Cependant, nous ne concevons pas spontanément les êtres vivants de façon objective et détachée : nous estimons qu’ils expriment certaines valeurs, ou sont dotés de certaines valeurs. En amont de tout projet d’investigation scientifique ou d’emprise technicienne sur notre environnement et sur nous mêmes, nous avons tendance à ne pas séparer l’évaluation et la représentation du vivant, comme en témoigne la métaphore de la santé, qui s’affirme si facilement - avec une facilité, à vrai dire, suspecte - dans le domaine moral, social, politique, artistique, culturel. Comme si la première valeur était cet acquiescement du vivant à lui-même, cette absence de trouble par laquelle l’être sain atteint les fins inscrites en lui par la nature. Nous sommes spontanément enclins à instaurer d’un seul et même geste l’évaluation et la représentation du vivant et le travail de la biologie consiste d’ailleurs, pour une large part, à rectifier cette façon de faire et à parvenir à une représentation qui soit neutre quant aux valeurs. La situation se complique toutefois du fait que nous pensons notre propre humanité comme inéluctablement liée à notre statut d’être vivant et, cependant, non réductible à lui : c’est ce qu’exprime la vieille définition de l’homme comme vivant-parlant, inscrit dans l’ordre vital et, en même temps, détachable de celui-ci par la parole et par l’exercice de la rationalité. C’est ce qu’exprime encore la différence entre Bios (la vie digne de figurer dans une biographie) et Zoè (l’exercice continué des fonctions vitales) 2 . C’est ce qu’exprime enfin la distinction entre la vie animale, vouée au seul bien-être, et l’existence humaine, pénétrée de noblesse et de dignité 3 .
Dignité humaine et sacralité de la vie
De fait, le concept de dignité de l’homme occupe une place éminente dans les textes internationaux 4 , spécialement dans des textes relatifs à l’éthique médicale ou à la bioéthique.
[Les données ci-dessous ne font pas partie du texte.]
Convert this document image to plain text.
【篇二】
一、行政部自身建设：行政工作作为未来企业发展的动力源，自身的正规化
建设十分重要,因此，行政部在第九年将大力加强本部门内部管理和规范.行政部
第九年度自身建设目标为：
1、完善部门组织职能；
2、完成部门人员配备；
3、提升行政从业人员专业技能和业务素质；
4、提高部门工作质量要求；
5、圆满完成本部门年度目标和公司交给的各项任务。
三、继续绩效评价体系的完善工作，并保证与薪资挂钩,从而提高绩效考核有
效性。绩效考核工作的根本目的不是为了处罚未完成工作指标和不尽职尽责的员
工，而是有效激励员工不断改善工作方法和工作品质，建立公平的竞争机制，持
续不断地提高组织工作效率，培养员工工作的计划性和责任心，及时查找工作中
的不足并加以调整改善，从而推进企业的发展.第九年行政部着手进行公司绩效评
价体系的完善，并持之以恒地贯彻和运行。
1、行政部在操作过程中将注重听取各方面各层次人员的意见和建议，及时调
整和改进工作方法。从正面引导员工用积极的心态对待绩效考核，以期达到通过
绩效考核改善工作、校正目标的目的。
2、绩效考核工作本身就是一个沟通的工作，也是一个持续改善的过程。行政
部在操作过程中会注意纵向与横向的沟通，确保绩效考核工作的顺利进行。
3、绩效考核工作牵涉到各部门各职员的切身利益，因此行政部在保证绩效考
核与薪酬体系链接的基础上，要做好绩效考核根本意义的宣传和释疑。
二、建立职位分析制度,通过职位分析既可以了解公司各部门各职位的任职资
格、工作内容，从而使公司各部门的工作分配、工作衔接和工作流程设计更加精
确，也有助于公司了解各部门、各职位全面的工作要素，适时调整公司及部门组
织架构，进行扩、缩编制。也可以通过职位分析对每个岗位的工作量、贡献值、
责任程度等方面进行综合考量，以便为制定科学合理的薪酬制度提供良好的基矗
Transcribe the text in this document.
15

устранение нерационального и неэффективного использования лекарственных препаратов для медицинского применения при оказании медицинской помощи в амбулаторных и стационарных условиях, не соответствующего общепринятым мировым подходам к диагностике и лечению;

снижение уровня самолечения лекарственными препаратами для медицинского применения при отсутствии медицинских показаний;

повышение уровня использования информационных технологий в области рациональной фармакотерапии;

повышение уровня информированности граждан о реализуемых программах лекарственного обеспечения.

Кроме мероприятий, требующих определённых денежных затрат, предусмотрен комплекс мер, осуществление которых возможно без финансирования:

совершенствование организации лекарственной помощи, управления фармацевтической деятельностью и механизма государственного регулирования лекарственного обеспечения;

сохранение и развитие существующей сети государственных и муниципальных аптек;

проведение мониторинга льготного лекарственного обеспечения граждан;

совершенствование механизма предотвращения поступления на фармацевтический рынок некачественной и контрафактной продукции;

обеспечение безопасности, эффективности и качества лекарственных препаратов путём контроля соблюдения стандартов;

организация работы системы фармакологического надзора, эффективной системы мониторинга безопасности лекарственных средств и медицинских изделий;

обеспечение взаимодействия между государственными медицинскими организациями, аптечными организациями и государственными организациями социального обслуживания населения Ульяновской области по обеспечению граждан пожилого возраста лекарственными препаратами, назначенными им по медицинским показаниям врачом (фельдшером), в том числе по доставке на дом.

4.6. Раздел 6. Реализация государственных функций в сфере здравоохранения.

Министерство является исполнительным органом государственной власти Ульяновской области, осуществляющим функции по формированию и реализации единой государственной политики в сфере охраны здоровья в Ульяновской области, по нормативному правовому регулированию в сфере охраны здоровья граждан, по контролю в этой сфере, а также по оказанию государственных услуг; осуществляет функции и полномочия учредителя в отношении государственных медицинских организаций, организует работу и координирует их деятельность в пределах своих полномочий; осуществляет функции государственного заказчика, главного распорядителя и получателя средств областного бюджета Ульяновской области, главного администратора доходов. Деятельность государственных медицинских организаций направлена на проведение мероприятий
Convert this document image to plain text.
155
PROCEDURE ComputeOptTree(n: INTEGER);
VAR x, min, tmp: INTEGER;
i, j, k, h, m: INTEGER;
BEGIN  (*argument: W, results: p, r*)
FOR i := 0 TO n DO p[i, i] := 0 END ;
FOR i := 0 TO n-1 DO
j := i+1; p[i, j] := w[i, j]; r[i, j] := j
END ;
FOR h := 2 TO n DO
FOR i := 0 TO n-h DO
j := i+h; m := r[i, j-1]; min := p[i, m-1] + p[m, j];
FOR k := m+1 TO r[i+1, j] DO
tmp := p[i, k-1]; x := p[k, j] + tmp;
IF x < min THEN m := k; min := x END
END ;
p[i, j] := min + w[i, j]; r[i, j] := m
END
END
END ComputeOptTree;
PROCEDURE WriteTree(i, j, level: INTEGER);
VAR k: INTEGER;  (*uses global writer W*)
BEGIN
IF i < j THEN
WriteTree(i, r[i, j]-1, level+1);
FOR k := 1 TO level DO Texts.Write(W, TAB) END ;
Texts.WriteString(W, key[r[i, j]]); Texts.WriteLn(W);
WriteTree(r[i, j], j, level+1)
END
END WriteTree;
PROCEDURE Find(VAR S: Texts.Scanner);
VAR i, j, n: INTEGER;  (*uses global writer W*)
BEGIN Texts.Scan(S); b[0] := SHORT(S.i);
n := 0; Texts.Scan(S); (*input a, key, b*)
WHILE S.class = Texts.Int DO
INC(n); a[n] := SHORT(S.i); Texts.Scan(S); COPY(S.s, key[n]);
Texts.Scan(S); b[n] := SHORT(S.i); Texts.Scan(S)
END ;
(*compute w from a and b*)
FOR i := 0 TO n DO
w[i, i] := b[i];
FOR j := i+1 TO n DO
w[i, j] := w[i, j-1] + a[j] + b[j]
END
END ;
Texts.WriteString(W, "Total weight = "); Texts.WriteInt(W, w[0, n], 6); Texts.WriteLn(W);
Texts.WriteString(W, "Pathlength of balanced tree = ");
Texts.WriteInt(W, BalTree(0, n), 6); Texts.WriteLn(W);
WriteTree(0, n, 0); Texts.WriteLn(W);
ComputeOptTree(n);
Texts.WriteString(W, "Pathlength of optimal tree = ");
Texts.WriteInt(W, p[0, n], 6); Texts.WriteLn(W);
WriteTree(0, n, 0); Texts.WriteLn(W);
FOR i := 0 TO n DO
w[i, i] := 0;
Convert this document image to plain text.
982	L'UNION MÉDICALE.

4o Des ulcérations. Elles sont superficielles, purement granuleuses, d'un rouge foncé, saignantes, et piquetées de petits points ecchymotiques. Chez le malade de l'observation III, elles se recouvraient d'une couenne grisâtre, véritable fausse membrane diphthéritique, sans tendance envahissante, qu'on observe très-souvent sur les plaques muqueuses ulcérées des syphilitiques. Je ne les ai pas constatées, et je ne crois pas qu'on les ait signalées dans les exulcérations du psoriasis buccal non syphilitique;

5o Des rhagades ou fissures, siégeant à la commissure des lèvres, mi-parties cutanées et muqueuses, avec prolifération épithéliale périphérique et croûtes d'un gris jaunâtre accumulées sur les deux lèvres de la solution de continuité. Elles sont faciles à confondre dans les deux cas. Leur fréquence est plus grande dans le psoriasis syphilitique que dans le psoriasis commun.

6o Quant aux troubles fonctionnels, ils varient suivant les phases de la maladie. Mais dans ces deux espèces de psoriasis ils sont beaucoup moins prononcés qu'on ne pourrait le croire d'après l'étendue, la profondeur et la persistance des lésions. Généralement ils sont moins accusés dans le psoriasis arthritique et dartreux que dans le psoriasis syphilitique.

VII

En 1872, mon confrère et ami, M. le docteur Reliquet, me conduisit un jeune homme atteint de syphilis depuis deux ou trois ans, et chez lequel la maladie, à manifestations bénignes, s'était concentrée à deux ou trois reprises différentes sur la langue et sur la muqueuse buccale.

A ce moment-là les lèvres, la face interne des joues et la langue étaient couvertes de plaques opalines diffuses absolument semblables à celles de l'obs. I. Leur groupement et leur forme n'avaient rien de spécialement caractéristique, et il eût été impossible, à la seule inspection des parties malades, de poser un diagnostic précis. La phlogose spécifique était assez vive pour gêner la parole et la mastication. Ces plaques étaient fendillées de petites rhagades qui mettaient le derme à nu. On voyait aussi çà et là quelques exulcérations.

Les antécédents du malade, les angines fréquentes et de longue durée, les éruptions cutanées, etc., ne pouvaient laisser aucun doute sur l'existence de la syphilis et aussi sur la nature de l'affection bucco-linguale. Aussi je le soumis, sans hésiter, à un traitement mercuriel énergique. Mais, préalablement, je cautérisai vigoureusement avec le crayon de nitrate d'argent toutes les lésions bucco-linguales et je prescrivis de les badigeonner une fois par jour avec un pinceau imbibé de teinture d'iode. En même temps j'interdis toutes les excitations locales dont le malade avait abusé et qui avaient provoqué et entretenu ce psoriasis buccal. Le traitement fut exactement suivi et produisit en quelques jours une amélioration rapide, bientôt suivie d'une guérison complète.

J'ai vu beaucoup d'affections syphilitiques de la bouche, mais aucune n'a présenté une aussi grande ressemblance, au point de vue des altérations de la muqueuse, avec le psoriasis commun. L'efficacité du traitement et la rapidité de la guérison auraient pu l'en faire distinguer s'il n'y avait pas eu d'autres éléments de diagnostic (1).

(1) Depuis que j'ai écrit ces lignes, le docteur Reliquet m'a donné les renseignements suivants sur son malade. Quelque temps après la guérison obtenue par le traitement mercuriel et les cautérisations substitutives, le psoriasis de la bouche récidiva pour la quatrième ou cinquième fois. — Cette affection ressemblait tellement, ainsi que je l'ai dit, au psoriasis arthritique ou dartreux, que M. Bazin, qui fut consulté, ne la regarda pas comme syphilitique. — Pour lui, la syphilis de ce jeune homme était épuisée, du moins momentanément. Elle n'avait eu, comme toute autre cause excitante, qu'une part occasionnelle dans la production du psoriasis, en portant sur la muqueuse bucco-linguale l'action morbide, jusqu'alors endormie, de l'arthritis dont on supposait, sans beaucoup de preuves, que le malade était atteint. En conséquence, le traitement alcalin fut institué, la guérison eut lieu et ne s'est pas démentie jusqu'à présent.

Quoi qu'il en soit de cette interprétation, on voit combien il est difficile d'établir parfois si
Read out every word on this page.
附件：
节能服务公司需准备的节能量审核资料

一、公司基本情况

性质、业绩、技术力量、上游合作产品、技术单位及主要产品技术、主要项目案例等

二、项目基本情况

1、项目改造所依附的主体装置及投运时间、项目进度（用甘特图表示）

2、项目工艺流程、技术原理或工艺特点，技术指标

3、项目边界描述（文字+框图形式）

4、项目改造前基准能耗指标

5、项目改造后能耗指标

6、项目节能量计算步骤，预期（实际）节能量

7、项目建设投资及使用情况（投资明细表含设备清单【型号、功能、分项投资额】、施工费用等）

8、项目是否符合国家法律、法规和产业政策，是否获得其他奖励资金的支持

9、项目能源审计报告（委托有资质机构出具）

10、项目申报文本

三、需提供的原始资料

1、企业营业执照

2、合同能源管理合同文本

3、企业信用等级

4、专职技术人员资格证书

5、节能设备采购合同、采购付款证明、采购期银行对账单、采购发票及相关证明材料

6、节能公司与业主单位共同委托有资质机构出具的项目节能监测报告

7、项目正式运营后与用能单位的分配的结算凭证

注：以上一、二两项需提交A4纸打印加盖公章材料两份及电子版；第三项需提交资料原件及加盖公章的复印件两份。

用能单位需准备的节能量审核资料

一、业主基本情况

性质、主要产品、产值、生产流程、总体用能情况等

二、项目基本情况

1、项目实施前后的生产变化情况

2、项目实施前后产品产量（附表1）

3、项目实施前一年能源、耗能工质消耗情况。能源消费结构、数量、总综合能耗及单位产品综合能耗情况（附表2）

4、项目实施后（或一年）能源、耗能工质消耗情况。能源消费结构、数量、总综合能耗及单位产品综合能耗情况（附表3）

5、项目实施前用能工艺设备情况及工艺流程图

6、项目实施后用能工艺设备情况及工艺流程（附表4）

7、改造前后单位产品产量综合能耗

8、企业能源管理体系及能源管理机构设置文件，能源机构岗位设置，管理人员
On peut noter une première apparition dans la Déclaration Universelle des Droits de l’Homme (1948) laquelle dispose, en son article premier, que "tous les êtres humains naissent libres et égaux en droits et en dignité". La Déclaration ne définit pas plus avant le terme de dignité, pas plus qu’elle ne l’explicite. Après ces débuts plutôt modestes, le terme a connu une belle carrière. La Déclaration Universelle sur le Génome Humain et les Droits de l’Homme (1997) en compte près de dix occurrences. Son article 10 est d’ailleurs remarquable en ce qu’il suggère qu’il peut s’appliquer non seulement à des individus, mais à des groupes d’individus. On peut noter un autre indice de cette dynamique dans la version remaniée (Octobre 2000) de la Déclaration d’Helsinki. Initialement formulée en 1975 par l’Association Médicale Mondiale, celle-ci énonce les principes fondamentaux de la recherche biomédicale portant des sujets humains. La première version indiquait qu’une telle recherche ne devait jamais faire passer les intérêts de la société avant ceux du sujet ; elle soulignait d’autre part le droit de celui-ci à sauvegarder son intégrité physique, son intégrité mentale, sa vie privée et sa personnalité. La version remaniée condense tout cela en son article 10 : "Dans la recherche médicale, le devoir du médecin est de protéger la vie, la santé, la dignité et l’intimité de la personne". L’invocation de la dignité humaine confine parfois au lyrique, comme dans un avis du Comité Consultatif national d’Éthique français de Décembre 1987: "la dignité est cette lumière que sur tout l’humain la liberté du sujet moral projette de derrière l’horizon longtemps après son coucher et bien plus tôt que son lever". L’expression "dignité humaine" a donc pris la relève d’une expression comme "intérêts du sujet". Ce qui semble remarquable, on va s’employer à le montrer, c’est qu’elle est également capable de prendre la relève d’une expression comme "sacralité de la vie" (Sanctity of Life).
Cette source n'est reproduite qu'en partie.